In 2024, Indomie did something most brands would've been too scared to try: they brought the same kids back except now they're grown adults, each one shown enjoying a different Indomie flavour Jollof, Oriental, Pepper Soup, Onion Chicken, Crayfish. Same theme song, same warmth. Just... everyone's older now, and there's a lot more flavour to go around.
It worked because Indomie didn't touch the one thing people actually loved, the song, the cast, the feeling,they just let it grow up naturally, the same way the audience did. The ad even got a second wind through Big Brother Naija, putting it in front of a whole new wave of people.
Burger King Went Back to 1969 to Look More "Now"
In 2021, Burger King quietly did something bold: they killed their shiny, corporate 3D logo and brought back a flat, clean version of their original 1969 look, just the name sandwiched between two simple buns. They even built a custom typeface shaped like actual food.

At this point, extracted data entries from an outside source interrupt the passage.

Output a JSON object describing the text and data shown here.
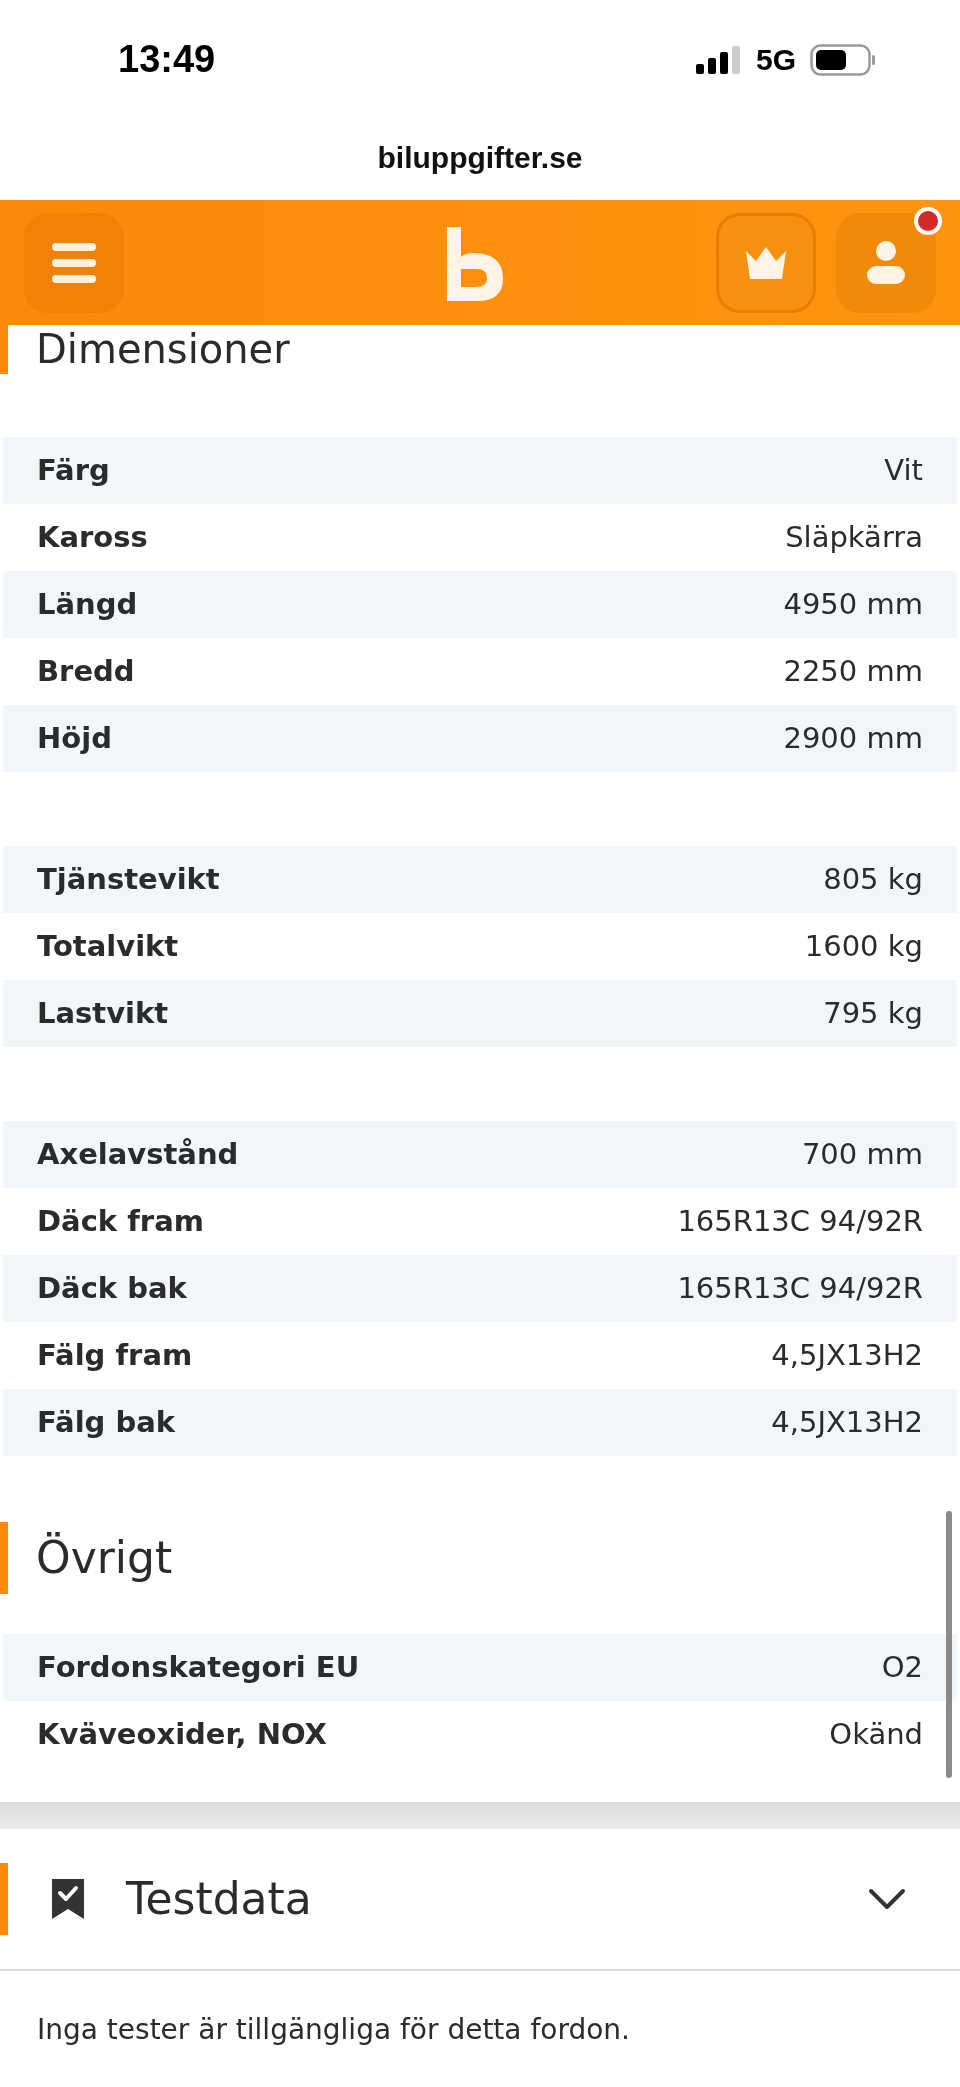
{
  "status_bar": {
    "time": "13:49",
    "network": "5G"
  },
  "browser": {
    "url": "biluppgifter.se"
  },
  "header": {
    "notification": true
  },
  "sections": [
    {
      "title": "Dimensioner",
      "groups": [
        [
          {
            "label": "Färg",
            "value": "Vit"
          },
          {
            "label": "Kaross",
            "value": "Släpkärra"
          },
          {
            "label": "Längd",
            "value": "4950 mm"
          },
          {
            "label": "Bredd",
            "value": "2250 mm"
          },
          {
            "label": "Höjd",
            "value": "2900 mm"
          }
        ],
        [
          {
            "label": "Tjänstevikt",
            "value": "805 kg"
          },
          {
            "label": "Totalvikt",
            "value": "1600 kg"
          },
          {
            "label": "Lastvikt",
            "value": "795 kg"
          }
        ],
        [
          {
            "label": "Axelavstånd",
            "value": "700 mm"
          },
          {
            "label": "Däck fram",
            "value": "165R13C 94/92R"
          },
          {
            "label": "Däck bak",
            "value": "165R13C 94/92R"
          },
          {
            "label": "Fälg fram",
            "value": "4,5JX13H2"
          },
          {
            "label": "Fälg bak",
            "value": "4,5JX13H2"
          }
        ]
      ]
    },
    {
      "title": "Övrigt",
      "groups": [
        [
          {
            "label": "Fordonskategori EU",
            "value": "O2"
          },
          {
            "label": "Kväveoxider, NOX",
            "value": "Okänd"
          }
        ]
      ]
    }
  ],
  "testdata": {
    "title": "Testdata",
    "message": "Inga tester är tillgängliga för detta fordon."
  }
}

This is because the brand had just committed to ditching artificial preservatives and MSG, and the old-school look screamed "real food" in a way the shiny 2000s logo never could. The internet noticed immediately over a billion impressions in five days, and purchase intent jumped 66% higher than McDonald's that quarter.
Pizza Hut Turned Their Boxes Into Pac-Man
Pizza Hut leaned all the way into their own history Book It!, red plastic cups, arcade cabinets by printing a scannable Pac-Man maze directly on their pizza boxes. Scan it, play a mini AR game, top scorers could win an actual arcade machine. '80s gaming meets 2020 phone habits, and same-store sales jumped 8%.

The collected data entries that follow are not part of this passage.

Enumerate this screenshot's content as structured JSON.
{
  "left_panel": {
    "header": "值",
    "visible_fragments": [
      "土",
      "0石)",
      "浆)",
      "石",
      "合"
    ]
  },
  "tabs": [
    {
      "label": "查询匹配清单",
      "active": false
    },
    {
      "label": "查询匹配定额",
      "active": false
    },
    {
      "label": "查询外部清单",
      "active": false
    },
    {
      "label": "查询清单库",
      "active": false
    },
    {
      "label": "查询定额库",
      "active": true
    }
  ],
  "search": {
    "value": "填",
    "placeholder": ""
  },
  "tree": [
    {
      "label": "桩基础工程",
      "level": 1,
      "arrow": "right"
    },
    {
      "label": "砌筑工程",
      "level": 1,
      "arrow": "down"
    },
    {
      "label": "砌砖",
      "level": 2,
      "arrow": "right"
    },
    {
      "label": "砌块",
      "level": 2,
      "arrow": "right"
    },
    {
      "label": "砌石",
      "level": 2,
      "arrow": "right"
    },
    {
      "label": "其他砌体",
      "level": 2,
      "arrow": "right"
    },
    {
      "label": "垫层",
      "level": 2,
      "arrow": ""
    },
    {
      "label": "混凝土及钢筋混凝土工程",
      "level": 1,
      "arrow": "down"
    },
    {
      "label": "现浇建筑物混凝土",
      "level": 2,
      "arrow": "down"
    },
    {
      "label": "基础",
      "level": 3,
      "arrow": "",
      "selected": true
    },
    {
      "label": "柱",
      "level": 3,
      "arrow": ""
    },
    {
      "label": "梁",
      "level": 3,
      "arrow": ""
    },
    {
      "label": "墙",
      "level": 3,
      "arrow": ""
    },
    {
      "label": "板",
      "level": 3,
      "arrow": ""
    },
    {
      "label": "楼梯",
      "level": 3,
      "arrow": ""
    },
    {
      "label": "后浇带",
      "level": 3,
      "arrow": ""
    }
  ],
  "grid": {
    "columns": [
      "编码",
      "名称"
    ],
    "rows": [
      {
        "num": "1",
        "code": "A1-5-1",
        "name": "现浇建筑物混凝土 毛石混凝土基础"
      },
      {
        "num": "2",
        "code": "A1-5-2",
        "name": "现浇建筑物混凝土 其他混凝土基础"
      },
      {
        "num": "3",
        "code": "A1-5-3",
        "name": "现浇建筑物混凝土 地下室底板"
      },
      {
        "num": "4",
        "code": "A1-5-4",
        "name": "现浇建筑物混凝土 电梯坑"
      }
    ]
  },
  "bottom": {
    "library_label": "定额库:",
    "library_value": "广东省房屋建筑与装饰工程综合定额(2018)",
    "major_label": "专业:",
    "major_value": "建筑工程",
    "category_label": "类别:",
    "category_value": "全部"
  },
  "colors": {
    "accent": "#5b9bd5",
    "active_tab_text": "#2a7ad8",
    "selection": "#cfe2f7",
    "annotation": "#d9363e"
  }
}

Cadbury Remade a 1994 Classic — With a Twist
Cadbury took a beloved 1994 Indian ad, a woman running onto a cricket pitch to celebrate her boyfriend's winning run and recreated it shot-for-shot in 2021, except this time the woman scores the winning run and the guy runs on to celebrate her. Same nostalgia, same music, same warmth just flipped to match how the world actually looks now. It went viral organically
So What Actually Makes This Work?
A few things separate the nostalgia that lands from the nostalgia that falls flat:
It's a feeling, not a filter. The warmth has to be real safety, family, community not just an old font slapped on new copy.

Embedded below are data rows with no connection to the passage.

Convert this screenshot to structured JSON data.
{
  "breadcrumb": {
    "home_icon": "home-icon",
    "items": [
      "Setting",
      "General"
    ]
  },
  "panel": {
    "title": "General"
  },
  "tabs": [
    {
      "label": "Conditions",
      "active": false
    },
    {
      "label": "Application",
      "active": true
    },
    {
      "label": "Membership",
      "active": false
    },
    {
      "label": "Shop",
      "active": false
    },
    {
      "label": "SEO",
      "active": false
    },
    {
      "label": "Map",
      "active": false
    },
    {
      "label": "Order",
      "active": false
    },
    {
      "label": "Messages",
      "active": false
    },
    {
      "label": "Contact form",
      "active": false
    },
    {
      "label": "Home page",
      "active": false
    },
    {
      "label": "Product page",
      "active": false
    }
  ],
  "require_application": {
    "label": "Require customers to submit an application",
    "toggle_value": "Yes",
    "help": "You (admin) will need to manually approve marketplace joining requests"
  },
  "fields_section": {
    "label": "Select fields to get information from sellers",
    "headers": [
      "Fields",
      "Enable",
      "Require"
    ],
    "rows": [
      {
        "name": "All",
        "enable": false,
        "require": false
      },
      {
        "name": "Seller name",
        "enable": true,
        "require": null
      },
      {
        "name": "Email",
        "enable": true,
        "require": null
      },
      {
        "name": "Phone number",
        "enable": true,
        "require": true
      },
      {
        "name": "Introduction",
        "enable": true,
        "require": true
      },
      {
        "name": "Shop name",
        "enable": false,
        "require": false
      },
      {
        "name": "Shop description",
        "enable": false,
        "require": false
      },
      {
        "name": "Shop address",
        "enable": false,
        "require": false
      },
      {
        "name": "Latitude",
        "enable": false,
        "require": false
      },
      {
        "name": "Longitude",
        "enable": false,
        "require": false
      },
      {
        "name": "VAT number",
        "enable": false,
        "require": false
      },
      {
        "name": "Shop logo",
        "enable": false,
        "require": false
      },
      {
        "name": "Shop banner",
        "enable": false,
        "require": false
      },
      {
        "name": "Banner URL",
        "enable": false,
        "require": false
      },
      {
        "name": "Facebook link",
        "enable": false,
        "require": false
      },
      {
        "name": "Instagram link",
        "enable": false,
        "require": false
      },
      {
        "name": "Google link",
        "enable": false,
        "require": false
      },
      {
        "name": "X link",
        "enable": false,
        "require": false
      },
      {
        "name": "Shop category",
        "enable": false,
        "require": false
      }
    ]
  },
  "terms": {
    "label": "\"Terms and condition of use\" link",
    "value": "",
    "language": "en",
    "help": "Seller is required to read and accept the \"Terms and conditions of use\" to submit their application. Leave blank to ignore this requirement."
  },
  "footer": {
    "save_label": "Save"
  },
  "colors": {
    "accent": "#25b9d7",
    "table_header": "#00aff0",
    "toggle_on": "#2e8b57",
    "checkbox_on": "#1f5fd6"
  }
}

It has to be going somewhere. Burger King's throwback logo backed up a real menu change. Indomie's revival backed up a genuinely bigger flavour lineup. Nostalgia works best when it's pointing at something new, not just looking backward.
Touch the past carefully. The specific thing people are emotionally attached to a jingle, a face, a line is usually the one thing you shouldn't mess with. Everything else can evolve around it.
Bring people along. The best nostalgia campaigns feel like they're letting the audience in on something, not springing a change on them out of nowhere.
Done right, nostalgia isn't just a marketing trick, it's one of the few things that can make an entire generation feel like a brand actually gets them.